Our basic economics series moves on to economic theory, and takes a look at Keynesianism.
The economic policies of most modern free-market countries are based on two main planks, the sets of ideas known as Keynesianism and Monetarism. In this series we'll take a look at both, starting with an overview of the Keynesian school.
Named after its founder, John Maynard Keynes, Keynesian economics came to dominate much of 20th century thought, challenging the idea that a pure "laissez faire" approach by governments will lead to the best overall macroeconomic outcomes. This led to the familiar "mixed economy" that characterises, to greater or lesser extents, the government policies behind just about all of today's developed economies.
Free market failures
What Keynes recognised is that while individuals might make the best microeconomic decisions for their own interests, the aggregate result often leads to an inefficient macroeconomy.
Demand at the individual level can change very quickly, but due to the inevitable lags, the supply side can take quite a lot longer to catch up -- leading to over-capacity (or a "general glut" as it was known to classical economists).
And that could quickly lead to a downward spiral. A slowing economy reduces spending power and lowers demand. That leads to over-supply, so manufacturers start to cut back their production, contracting and losing jobs on the way, slowing pay rises, and so on. The redundant and poorer workers then cannot spend as much, so their contributions to aggregate demand falls, leading to greater over-capacity... and so on.
The Keynesian solution
Keynes's answer was a two-pronged approach. He argued that during downturns, governments should use their own fiscal and monetary policies to stimulate the economy, helping to bridge the gap between demand and supply faster than a pure free market would.
Early Keynesians put their focus more on fiscal policy, arguing that governments should increase their spending during downturns, invest in public works and infrastructure, and run a budget deficit by borrowing money to achieve it. That was counter to the prevailing classical theory in the early days, which stressed the value of a balanced budget. But Keynes argued that his approach would actually stimulate the economy by a multiple of the amount invested, leading to greater productivity during the good times when, through a budget surplus, the debts could be repaid.

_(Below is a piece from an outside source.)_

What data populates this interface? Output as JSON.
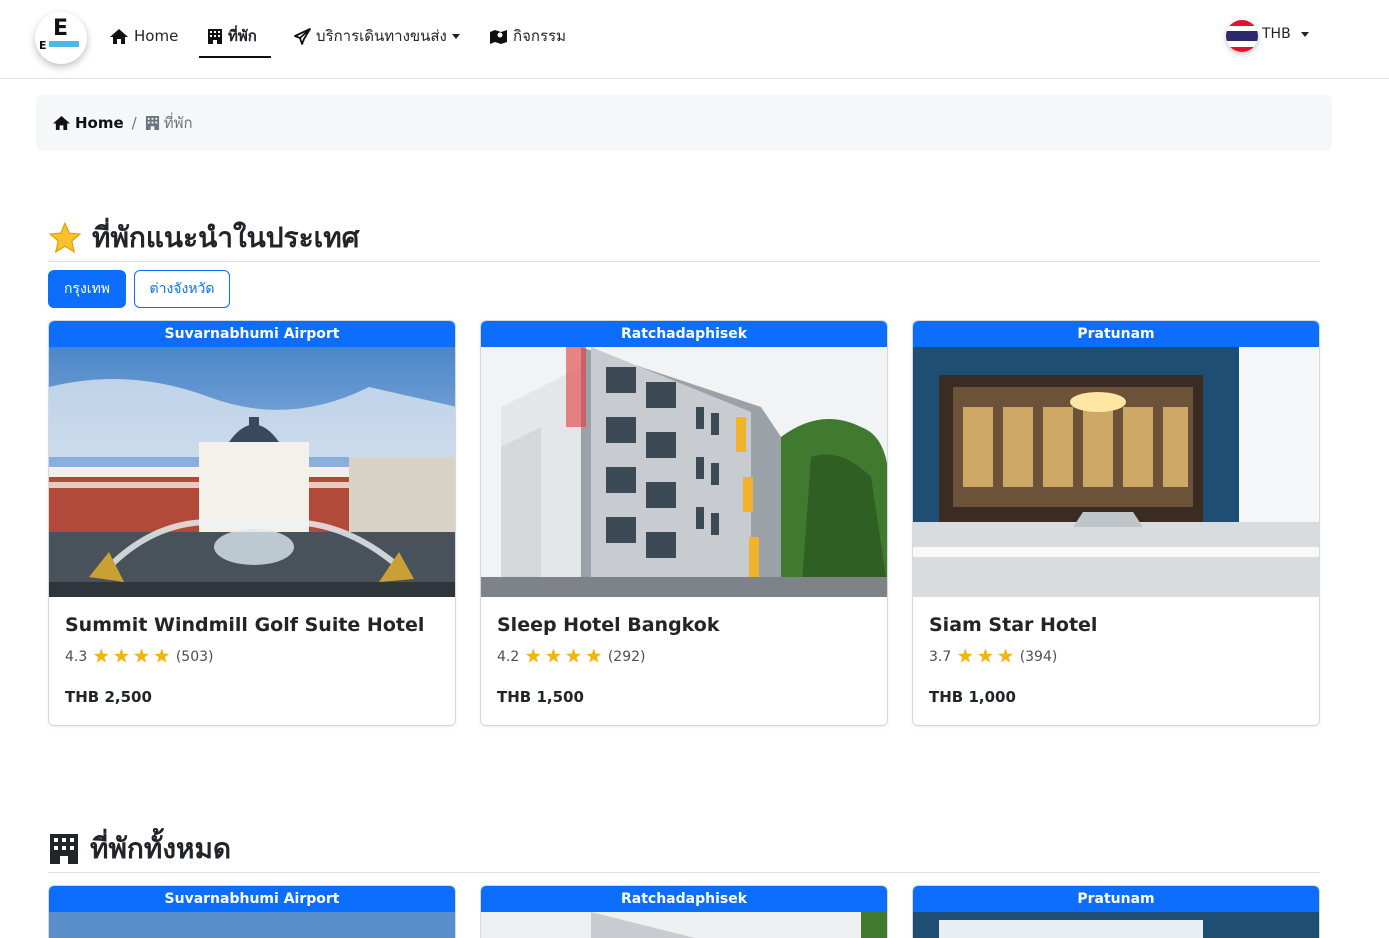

The argument was that government money used to pay people carrying out infrastructure work would end up being mainly spent, and would then end up in the pockets of everyone from shopkeepers to manufacturers, who would in turn have greater spending power, and so on. So, more spending and the resulting greater demand would boost prospects for the supply side.
In all, Keynes stressed the need for a counter-cyclical approach to fiscal policy, balancing extra spending during tough times against cutbacks and even higher taxation during boom times.
This extended to monetary policy too, where the key tool for Keynesians is interest rates. During downturns, lowering interest rates makes borrowing more attractive, enabling people and organisations to borrow more cheaply in order to boost their expenditure, invest in their businesses, etc. And at the same time, it helps make saving less attractive, shifting the balance in favour of spending.
And during boom times, higher interest rates would help to cool over-exuberance and inflation.
Keynes's belief that governments should step in to influence the economy in the short term, rather than leaving the free market to rebalance things in the long term, led to his famous quotation that "In the long run, we are all dead".
One of the early criticisms of Keynesian economics came from the monetarist school, led by Milton Friedman in the 1940s.
Monetarist ideas criticised the early Keynesian focus on fiscal policy and strong government spending, arguing that the money supply had a far greater role to play in the control of prices and inflation, and it wasn't all down to just the balance of supply and demand.
This led to modifications of the Keynesian model, which in its more modern form encompasses the use of monetary policy considerably more strongly than did its earlier proponents.
No commies please
Other criticism include claims that Keynes's ideas boosted the ideal of centralised planning, as practised to disastrous ends by the Communist governments of post-war Eastern Europe. But even if Keynes did not champion anything quite that extreme, the general criticism that centralised planning leads to a less efficient distribution of capital than that achieved by distributed microeconomic decisions is a valid one.
A number of variations on Keynes's early ideas have been adopted by various groups, and we have something of a neo-Keynesian synthesis today that attempts to reconcile weaknesses and encompass ideas from other schools of thought, but that would be getting too deep for this overview.
One thing for sure is that Keynesian was not the answer to all our economic ills (no more than any other economic school), but it does seem to have developed into one of the least bad approaches. What do you think? Please feel free to share your thoughts.